COMENTADORES. Não sei se o comentário político nos media devia estar reservado, apenas, aos jornalistas, como defendem alguns. Mas já me parece excessiva a quantidade de políticos, no activo ou não, que proliferam por tudo o que é espaço de comentário. Não tenho dados que permitam demonstrá-lo, mas suspeito que os políticos geram audiências — telespectadores, ouvintes, leitores. Cai assim, portanto, a ideia sobre quem deve opinar sobre o quê, porque são as audiências que os desejam, e o cliente tem razão mesmo quando não tem. Claro que os políticos/comentadores têm as suas próprias agendas, exprimem opiniões mais em função dos seus próprios objectivos que por convicções pessoais (quando as têm), por vezes comentam questões em que são claramente parte interessada, e quem os ouve nem sempre sabe disso. Mas não tenhamos ilusões: também os jornalistas raramente podem dizer o que pensam. Por causa da agenda (alguns também têm), por causa do emprego, por causa de outros interesses ou impedimentos. Discordo, igualmente, da ideia de que há excesso de comentadores, sobretudo nas televisões, incluindo comentadores de que tudo parecem ser especialistas, a que alguém muito apropriadamente chamou «tudólogos». Discordo por uma razão: quanto mais comentadores houver, quanto mais espaço de comentário existir, melhor esclarecidos ficarão os cidadãos — a quem cabe, afinal, rejeitá-los se assim o desejarem.
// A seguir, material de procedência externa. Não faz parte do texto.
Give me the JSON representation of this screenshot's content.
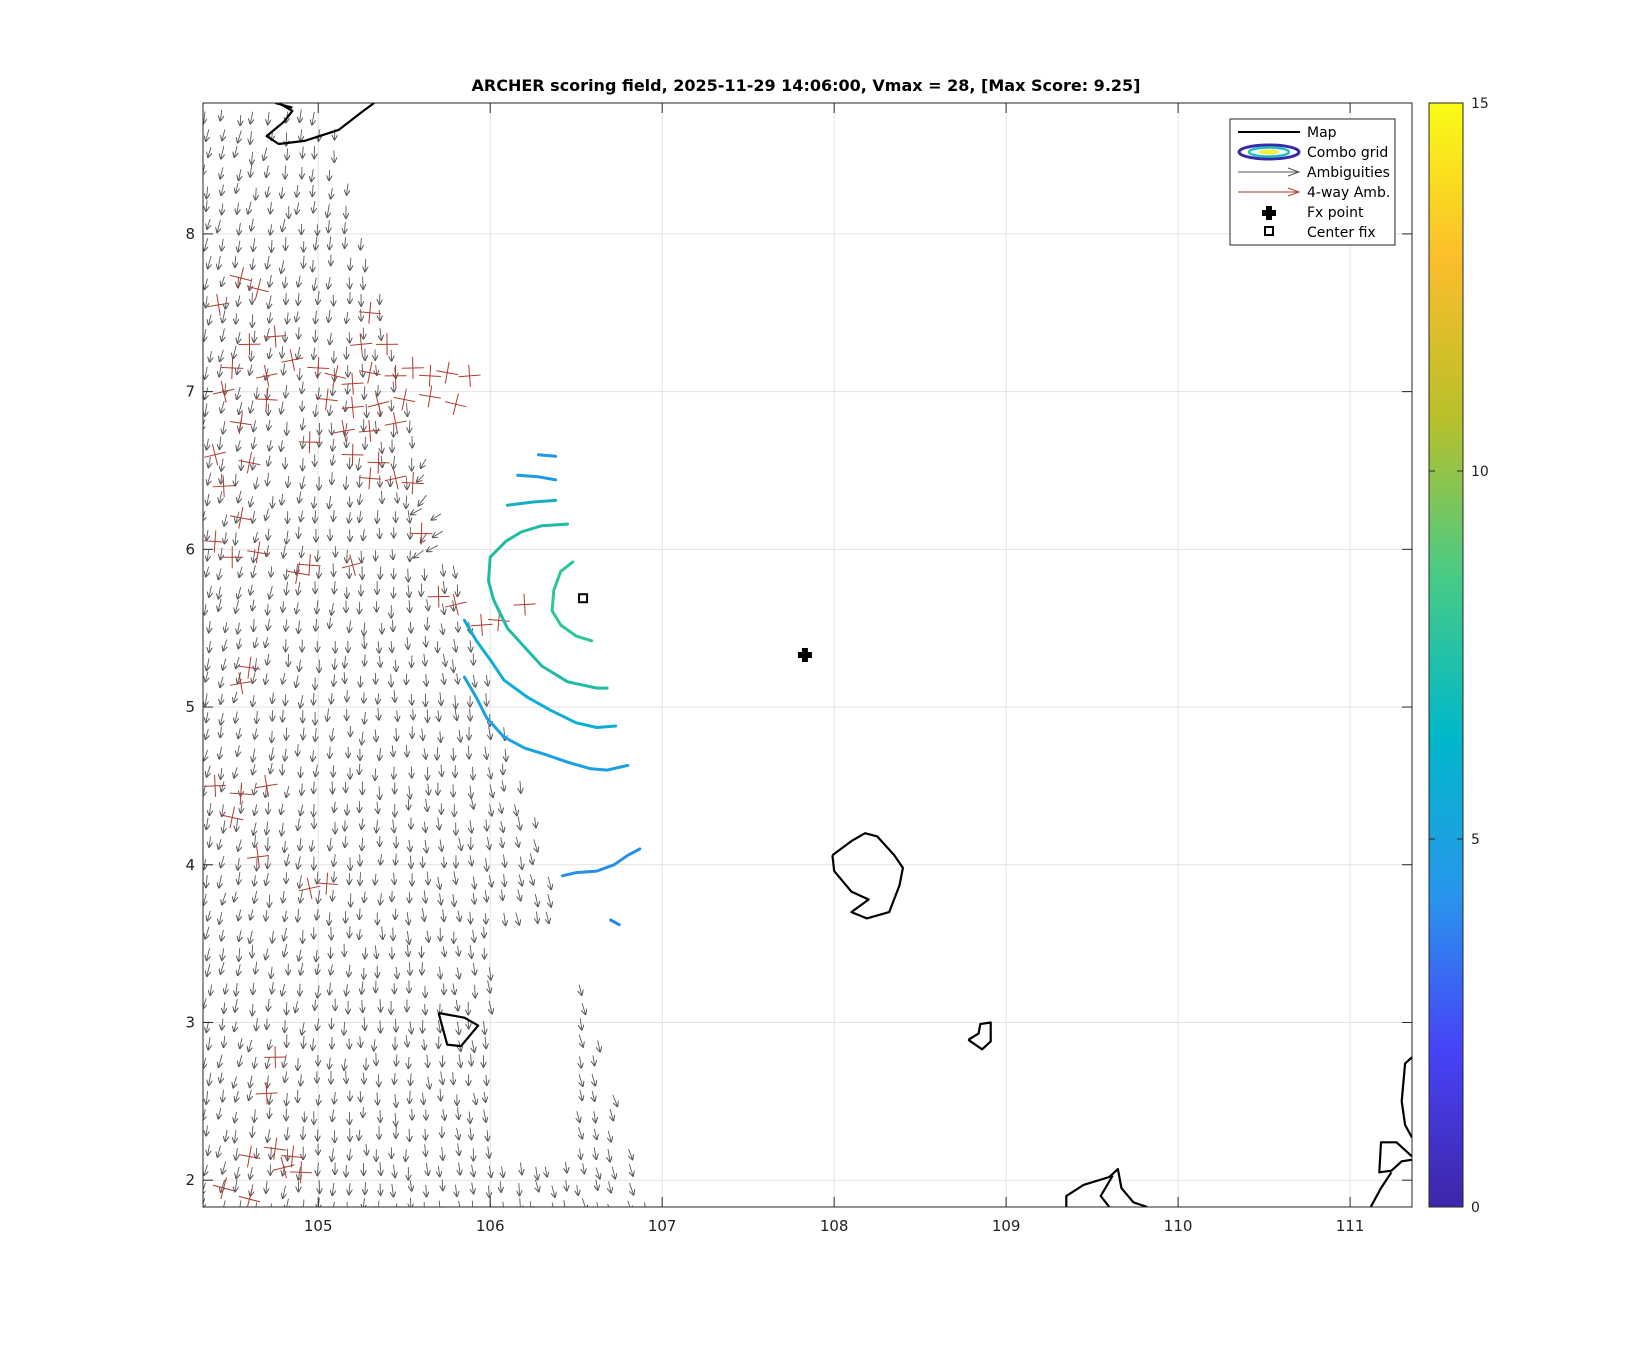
{
  "title": "ARCHER scoring field, 2025-11-29 14:06:00, Vmax = 28, [Max Score: 9.25]",
  "x_ticks": [
    "105",
    "106",
    "107",
    "108",
    "109",
    "110",
    "111"
  ],
  "y_ticks": [
    "2",
    "3",
    "4",
    "5",
    "6",
    "7",
    "8"
  ],
  "colorbar": {
    "ticks": [
      "0",
      "5",
      "10",
      "15"
    ],
    "min": 0,
    "max": 15,
    "colormap": [
      "#3e26a8",
      "#4743f8",
      "#2797eb",
      "#00b8c9",
      "#48cb86",
      "#b8c02a",
      "#fbbd2b",
      "#f9fb15"
    ]
  },
  "legend": {
    "items": [
      "Map",
      "Combo grid",
      "Ambiguities",
      "4-way Amb.",
      "Fx point",
      "Center fix"
    ]
  },
  "colors": {
    "map": "#000000",
    "ambiguities": "#555555",
    "fourway": "#b03a2e"
  },
  "chart_data": {
    "type": "map",
    "title": "ARCHER scoring field, 2025-11-29 14:06:00, Vmax = 28, [Max Score: 9.25]",
    "xlim": [
      104.33,
      111.36
    ],
    "ylim": [
      1.83,
      8.83
    ],
    "x_ticks": [
      105,
      106,
      107,
      108,
      109,
      110,
      111
    ],
    "y_ticks": [
      2,
      3,
      4,
      5,
      6,
      7,
      8
    ],
    "grid": true,
    "legend_position": "top-right",
    "fx_point": {
      "lon": 107.83,
      "lat": 5.33
    },
    "center_fix": {
      "lon": 106.54,
      "lat": 5.69
    },
    "contours": [
      {
        "level": 8.2,
        "color": "#2fc59a",
        "points": [
          [
            106.48,
            5.92
          ],
          [
            106.41,
            5.86
          ],
          [
            106.37,
            5.74
          ],
          [
            106.36,
            5.61
          ],
          [
            106.41,
            5.52
          ],
          [
            106.5,
            5.45
          ],
          [
            106.59,
            5.42
          ]
        ]
      },
      {
        "level": 7.8,
        "color": "#20bba4",
        "points": [
          [
            106.45,
            6.16
          ],
          [
            106.3,
            6.15
          ],
          [
            106.18,
            6.11
          ],
          [
            106.09,
            6.05
          ],
          [
            106.0,
            5.95
          ],
          [
            105.99,
            5.8
          ],
          [
            106.02,
            5.68
          ],
          [
            106.1,
            5.5
          ],
          [
            106.2,
            5.38
          ],
          [
            106.3,
            5.26
          ],
          [
            106.45,
            5.16
          ],
          [
            106.62,
            5.12
          ],
          [
            106.68,
            5.12
          ]
        ]
      },
      {
        "level": 7.2,
        "color": "#14afc5",
        "points": [
          [
            106.38,
            6.31
          ],
          [
            106.25,
            6.3
          ],
          [
            106.1,
            6.28
          ]
        ]
      },
      {
        "level": 6.8,
        "color": "#0eaed4",
        "points": [
          [
            105.85,
            5.55
          ],
          [
            105.92,
            5.42
          ],
          [
            106.0,
            5.3
          ],
          [
            106.08,
            5.17
          ],
          [
            106.22,
            5.06
          ],
          [
            106.35,
            4.98
          ],
          [
            106.5,
            4.9
          ],
          [
            106.62,
            4.87
          ],
          [
            106.73,
            4.88
          ]
        ]
      },
      {
        "level": 6.2,
        "color": "#1aa2e0",
        "points": [
          [
            105.85,
            5.19
          ],
          [
            105.92,
            5.06
          ],
          [
            105.98,
            4.93
          ],
          [
            106.08,
            4.81
          ],
          [
            106.2,
            4.74
          ],
          [
            106.32,
            4.7
          ],
          [
            106.45,
            4.65
          ],
          [
            106.58,
            4.61
          ],
          [
            106.68,
            4.6
          ],
          [
            106.8,
            4.63
          ]
        ]
      },
      {
        "level": 5.8,
        "color": "#1f98e6",
        "points": [
          [
            106.38,
            6.59
          ],
          [
            106.28,
            6.6
          ]
        ]
      },
      {
        "level": 5.6,
        "color": "#1f98e6",
        "points": [
          [
            106.38,
            6.44
          ],
          [
            106.28,
            6.46
          ],
          [
            106.16,
            6.47
          ]
        ]
      },
      {
        "level": 5.0,
        "color": "#2690e8",
        "points": [
          [
            106.42,
            3.93
          ],
          [
            106.5,
            3.95
          ],
          [
            106.62,
            3.96
          ],
          [
            106.72,
            4.0
          ],
          [
            106.8,
            4.06
          ],
          [
            106.87,
            4.1
          ]
        ]
      },
      {
        "level": 4.6,
        "color": "#2b87ea",
        "points": [
          [
            106.7,
            3.65
          ],
          [
            106.75,
            3.62
          ]
        ]
      }
    ],
    "map_features": [
      {
        "name": "coast-top",
        "points": [
          [
            104.77,
            8.83
          ],
          [
            104.85,
            8.78
          ],
          [
            104.8,
            8.71
          ],
          [
            104.7,
            8.62
          ],
          [
            104.77,
            8.57
          ],
          [
            104.92,
            8.59
          ],
          [
            105.12,
            8.66
          ],
          [
            105.25,
            8.77
          ],
          [
            105.35,
            8.85
          ]
        ]
      },
      {
        "name": "coast-top-2",
        "points": [
          [
            104.75,
            8.83
          ],
          [
            104.85,
            8.8
          ]
        ]
      },
      {
        "name": "island-105.8",
        "points": [
          [
            105.7,
            3.06
          ],
          [
            105.75,
            2.86
          ],
          [
            105.83,
            2.85
          ],
          [
            105.93,
            2.98
          ],
          [
            105.85,
            3.03
          ],
          [
            105.7,
            3.06
          ]
        ]
      },
      {
        "name": "island-108.2",
        "points": [
          [
            107.99,
            4.06
          ],
          [
            108.1,
            4.15
          ],
          [
            108.18,
            4.2
          ],
          [
            108.25,
            4.18
          ],
          [
            108.35,
            4.06
          ],
          [
            108.4,
            3.98
          ],
          [
            108.38,
            3.87
          ],
          [
            108.32,
            3.7
          ],
          [
            108.19,
            3.66
          ],
          [
            108.1,
            3.7
          ],
          [
            108.2,
            3.78
          ],
          [
            108.1,
            3.83
          ],
          [
            108.0,
            3.96
          ],
          [
            107.99,
            4.06
          ]
        ]
      },
      {
        "name": "island-108.9",
        "points": [
          [
            108.78,
            2.89
          ],
          [
            108.86,
            2.83
          ],
          [
            108.91,
            2.88
          ],
          [
            108.91,
            3.0
          ],
          [
            108.85,
            2.99
          ],
          [
            108.84,
            2.93
          ],
          [
            108.78,
            2.89
          ]
        ]
      },
      {
        "name": "coast-bottom",
        "points": [
          [
            109.35,
            1.83
          ],
          [
            109.35,
            1.9
          ],
          [
            109.45,
            1.97
          ],
          [
            109.6,
            2.02
          ],
          [
            109.65,
            2.07
          ],
          [
            109.67,
            1.95
          ],
          [
            109.74,
            1.86
          ],
          [
            109.82,
            1.83
          ]
        ]
      },
      {
        "name": "coast-bottom-2",
        "points": [
          [
            109.6,
            1.83
          ],
          [
            109.55,
            1.9
          ],
          [
            109.62,
            2.03
          ]
        ]
      },
      {
        "name": "coast-right",
        "points": [
          [
            111.36,
            2.78
          ],
          [
            111.32,
            2.74
          ],
          [
            111.3,
            2.5
          ],
          [
            111.32,
            2.35
          ],
          [
            111.36,
            2.27
          ]
        ]
      },
      {
        "name": "coast-right-2",
        "points": [
          [
            111.36,
            2.15
          ],
          [
            111.27,
            2.24
          ],
          [
            111.18,
            2.24
          ],
          [
            111.17,
            2.05
          ],
          [
            111.24,
            2.06
          ],
          [
            111.3,
            2.12
          ],
          [
            111.36,
            2.13
          ]
        ]
      },
      {
        "name": "coast-right-3",
        "points": [
          [
            111.12,
            1.83
          ],
          [
            111.18,
            1.95
          ],
          [
            111.24,
            2.05
          ]
        ]
      }
    ]
  }
}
O problema de certo jornalismo é esquecer-se demasiadas vezes a quem se destina — aos telespectadores, aos ouvintes, aos leitores. «O comentário para ser credível deve ser feito por pessoas independentes e não por quem tem interesses directos ou indirectos na matéria que comenta», diz o provedor do telespectador da RTP, que publicamente discordou da «aquisição» de Sócrates pela RTP. Em teoria, faz todo o sentido. Na prática, tenho dúvidas. Quem são — e onde estão — os independentes? Quem não tem interesses directos, ou indirectos, nas matérias que comenta? Por acaso achará o provedor que os jornalistas poderão desempenhar cabalmente esse papel? Valerá a pena lembrar que o actual Governo recrutou uma dezena de jornalistas do DN? Foram lá parar graças a quê?